One of the most tragic aspects of the forced and indefinite detention of people on Manus Island and Nauru is that the people cannot give back to the community and country in which they find themselves. Their existence seems to be so very basic, such that they can barely lift their eyes to the far horizon to imagine life where they could settle down, marry, have families, plant gardens and eat what they grow, as the prophet Jeremiah urged the Hebrew people in exile.
Of course, people being taken into exile, and refugees fleeing danger are different actions – but both actions mean leaving behind all that is familiar and facing the prospect of making a new home in a foreign place.
Dr Munjed Al Muderis is now a pioneering surgeon in Australia giving amputees the ability to walk. He had grown up in Iraq, and trained as a doctor. It was his decision to refuse a decree by Saddam Hussein to amputate the ears of Iraqi draft evaders, that saw him wind up on a rickety boat to Australia.
Now, there are many, many such stories of people who have left the country they have called home through desperate circumstances, and who have decided to ‘seek the welfare of the city; for in its welfare you will find your welfare” (Jer. 29:7).

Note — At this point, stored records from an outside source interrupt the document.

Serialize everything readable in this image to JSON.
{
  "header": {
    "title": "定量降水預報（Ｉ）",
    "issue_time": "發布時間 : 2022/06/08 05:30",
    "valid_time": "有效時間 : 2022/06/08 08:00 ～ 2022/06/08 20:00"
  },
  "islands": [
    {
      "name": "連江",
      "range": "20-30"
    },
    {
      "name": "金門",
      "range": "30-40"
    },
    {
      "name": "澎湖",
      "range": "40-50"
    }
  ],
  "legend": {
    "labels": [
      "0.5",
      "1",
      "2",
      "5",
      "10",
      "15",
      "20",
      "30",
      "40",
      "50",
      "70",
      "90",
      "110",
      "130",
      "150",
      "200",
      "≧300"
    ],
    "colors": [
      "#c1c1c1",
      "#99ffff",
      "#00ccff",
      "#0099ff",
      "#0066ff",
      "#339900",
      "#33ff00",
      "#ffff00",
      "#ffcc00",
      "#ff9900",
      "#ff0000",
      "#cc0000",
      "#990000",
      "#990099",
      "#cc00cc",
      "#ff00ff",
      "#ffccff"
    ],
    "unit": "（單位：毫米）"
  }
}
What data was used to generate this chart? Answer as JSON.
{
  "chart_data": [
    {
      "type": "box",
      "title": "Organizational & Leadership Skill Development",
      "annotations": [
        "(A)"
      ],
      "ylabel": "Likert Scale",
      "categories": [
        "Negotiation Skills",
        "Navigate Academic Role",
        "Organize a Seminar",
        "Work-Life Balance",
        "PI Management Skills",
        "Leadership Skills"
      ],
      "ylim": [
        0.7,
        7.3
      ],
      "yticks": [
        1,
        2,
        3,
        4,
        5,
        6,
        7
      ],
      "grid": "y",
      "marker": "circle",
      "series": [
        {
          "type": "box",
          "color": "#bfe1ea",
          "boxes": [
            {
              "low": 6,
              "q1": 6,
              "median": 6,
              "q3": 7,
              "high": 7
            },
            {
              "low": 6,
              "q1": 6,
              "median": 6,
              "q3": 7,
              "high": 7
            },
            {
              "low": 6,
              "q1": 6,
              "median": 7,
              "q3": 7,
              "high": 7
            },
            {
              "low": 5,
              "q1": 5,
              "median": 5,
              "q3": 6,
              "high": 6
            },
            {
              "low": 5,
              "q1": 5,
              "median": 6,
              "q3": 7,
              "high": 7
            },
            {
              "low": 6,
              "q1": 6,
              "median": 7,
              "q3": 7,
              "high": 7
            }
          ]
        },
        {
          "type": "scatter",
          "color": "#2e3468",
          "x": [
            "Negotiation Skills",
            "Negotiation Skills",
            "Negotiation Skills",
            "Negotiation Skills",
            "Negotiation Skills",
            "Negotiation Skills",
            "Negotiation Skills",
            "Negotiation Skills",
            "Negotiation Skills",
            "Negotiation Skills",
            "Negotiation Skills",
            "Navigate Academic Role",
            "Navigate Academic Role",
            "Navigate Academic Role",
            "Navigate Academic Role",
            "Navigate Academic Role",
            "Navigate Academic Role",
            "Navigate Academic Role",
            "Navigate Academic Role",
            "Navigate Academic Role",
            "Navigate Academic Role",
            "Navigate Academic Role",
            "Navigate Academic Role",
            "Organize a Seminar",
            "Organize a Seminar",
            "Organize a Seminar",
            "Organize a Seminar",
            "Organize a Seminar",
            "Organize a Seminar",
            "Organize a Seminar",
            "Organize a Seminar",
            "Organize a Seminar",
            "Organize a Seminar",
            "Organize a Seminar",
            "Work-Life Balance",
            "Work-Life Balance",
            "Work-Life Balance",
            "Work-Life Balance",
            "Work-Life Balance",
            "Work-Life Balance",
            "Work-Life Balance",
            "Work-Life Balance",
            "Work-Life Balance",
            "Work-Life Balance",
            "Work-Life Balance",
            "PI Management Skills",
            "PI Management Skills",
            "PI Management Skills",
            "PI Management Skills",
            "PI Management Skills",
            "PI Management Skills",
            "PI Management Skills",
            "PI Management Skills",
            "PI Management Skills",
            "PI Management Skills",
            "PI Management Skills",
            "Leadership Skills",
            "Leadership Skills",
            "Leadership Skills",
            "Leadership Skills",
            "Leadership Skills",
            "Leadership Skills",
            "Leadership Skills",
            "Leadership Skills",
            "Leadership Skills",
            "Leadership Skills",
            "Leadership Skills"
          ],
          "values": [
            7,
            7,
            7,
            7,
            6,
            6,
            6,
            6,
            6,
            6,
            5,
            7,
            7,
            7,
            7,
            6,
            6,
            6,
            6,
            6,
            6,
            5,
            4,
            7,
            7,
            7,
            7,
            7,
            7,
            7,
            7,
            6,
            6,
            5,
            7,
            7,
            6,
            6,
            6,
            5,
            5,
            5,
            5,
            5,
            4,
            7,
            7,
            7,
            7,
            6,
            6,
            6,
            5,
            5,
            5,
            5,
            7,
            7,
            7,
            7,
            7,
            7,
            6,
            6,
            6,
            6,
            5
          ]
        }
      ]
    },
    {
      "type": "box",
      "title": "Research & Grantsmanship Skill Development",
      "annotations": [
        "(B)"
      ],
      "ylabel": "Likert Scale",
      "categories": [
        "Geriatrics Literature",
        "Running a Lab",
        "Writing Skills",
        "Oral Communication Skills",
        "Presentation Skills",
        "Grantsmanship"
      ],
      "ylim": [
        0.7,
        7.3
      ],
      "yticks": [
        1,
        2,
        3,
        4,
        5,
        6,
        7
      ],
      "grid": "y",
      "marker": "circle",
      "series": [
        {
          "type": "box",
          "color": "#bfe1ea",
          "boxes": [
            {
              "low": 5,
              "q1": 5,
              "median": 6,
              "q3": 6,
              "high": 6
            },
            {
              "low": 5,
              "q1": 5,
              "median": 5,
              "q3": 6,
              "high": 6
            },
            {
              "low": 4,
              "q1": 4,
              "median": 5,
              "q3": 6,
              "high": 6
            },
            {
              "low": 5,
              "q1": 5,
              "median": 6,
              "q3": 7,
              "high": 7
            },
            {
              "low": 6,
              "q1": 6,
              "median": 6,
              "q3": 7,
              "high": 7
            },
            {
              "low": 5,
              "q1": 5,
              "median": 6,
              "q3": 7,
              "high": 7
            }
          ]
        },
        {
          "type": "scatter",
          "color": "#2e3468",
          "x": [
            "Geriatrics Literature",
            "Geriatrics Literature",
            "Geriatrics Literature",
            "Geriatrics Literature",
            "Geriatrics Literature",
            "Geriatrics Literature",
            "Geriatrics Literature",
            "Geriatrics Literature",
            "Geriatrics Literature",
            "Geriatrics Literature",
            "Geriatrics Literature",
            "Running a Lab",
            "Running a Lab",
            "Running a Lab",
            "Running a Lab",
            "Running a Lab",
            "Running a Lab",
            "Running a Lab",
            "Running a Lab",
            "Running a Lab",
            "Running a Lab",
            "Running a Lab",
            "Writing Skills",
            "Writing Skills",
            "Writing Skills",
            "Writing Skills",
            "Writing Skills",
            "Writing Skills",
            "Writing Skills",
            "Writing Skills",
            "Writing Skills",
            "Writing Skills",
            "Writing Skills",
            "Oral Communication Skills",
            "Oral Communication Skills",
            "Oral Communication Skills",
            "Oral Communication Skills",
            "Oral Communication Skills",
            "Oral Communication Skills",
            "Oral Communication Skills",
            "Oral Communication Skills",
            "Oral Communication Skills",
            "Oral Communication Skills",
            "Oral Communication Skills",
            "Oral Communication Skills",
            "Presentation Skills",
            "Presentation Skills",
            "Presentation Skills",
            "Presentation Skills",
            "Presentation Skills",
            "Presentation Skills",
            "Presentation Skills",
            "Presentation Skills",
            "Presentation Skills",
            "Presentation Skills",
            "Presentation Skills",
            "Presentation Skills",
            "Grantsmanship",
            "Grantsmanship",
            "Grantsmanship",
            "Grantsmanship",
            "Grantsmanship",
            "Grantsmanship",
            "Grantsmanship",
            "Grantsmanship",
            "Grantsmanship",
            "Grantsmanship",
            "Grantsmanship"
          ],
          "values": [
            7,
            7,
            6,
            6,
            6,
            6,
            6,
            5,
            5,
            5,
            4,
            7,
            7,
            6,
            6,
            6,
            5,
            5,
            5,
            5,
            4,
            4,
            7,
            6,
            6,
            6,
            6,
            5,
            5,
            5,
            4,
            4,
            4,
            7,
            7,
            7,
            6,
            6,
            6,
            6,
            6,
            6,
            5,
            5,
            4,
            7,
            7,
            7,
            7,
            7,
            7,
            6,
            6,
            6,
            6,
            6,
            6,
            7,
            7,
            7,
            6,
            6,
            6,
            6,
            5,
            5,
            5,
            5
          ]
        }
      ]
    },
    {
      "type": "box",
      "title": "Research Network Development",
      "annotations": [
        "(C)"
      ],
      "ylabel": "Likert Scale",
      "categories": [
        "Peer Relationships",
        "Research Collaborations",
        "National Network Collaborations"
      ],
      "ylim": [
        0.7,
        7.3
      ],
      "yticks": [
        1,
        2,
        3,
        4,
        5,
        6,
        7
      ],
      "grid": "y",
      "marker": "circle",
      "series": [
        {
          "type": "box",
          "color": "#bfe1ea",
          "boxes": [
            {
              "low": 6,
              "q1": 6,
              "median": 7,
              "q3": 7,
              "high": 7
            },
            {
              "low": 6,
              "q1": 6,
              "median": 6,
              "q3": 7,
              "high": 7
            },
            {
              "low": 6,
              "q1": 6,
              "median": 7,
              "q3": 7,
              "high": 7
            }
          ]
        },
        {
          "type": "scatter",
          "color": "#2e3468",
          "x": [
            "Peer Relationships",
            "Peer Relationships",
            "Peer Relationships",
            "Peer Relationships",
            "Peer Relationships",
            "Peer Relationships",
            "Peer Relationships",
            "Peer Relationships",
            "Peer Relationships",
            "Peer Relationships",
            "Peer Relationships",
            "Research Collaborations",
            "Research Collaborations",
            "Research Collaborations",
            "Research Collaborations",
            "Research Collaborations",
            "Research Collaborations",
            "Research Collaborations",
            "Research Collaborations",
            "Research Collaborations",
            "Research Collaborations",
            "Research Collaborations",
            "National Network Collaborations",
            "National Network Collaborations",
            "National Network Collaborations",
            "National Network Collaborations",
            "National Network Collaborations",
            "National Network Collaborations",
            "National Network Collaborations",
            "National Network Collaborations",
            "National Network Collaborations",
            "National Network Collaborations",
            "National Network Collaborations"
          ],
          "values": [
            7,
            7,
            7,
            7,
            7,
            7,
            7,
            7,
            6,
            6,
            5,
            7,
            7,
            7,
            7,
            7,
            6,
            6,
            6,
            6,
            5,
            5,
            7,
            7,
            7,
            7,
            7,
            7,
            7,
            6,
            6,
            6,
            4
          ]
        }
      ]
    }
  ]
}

Mahyar Rezaei is another wonderful example. He arrived in Adelaide as a refugee. He says, “When I first got out of detention I was shocked at how little the government would let me do. I couldn’t work or study and felt alone and useless as a result. Thankfully one day while I was volunteering with Welcome to Australia I met a guy from Surf Life Saving who invited me to a BBQ at West Beach. Less than a year later I had my bronze medallion and was patrolling the beach to help keep people safe and out of danger. But the funny thing is that this whole experience has also been a life-saver for me, because instead of sitting at home staring at a computer wondering what I can do, I’m out here training, competing and keeping our beaches safe, which is an honour and a thrill that keeps me fresh, happy and engaged in this beautiful community. But that’s the best thing, that feeling of giving back to the people and country that helped my family in our time of greatest need.”
Such a wonderful example of seeking the welfare (shalom) of the community, and finding one’s own welfare (shalom) along the way. Thank you, Mahyar!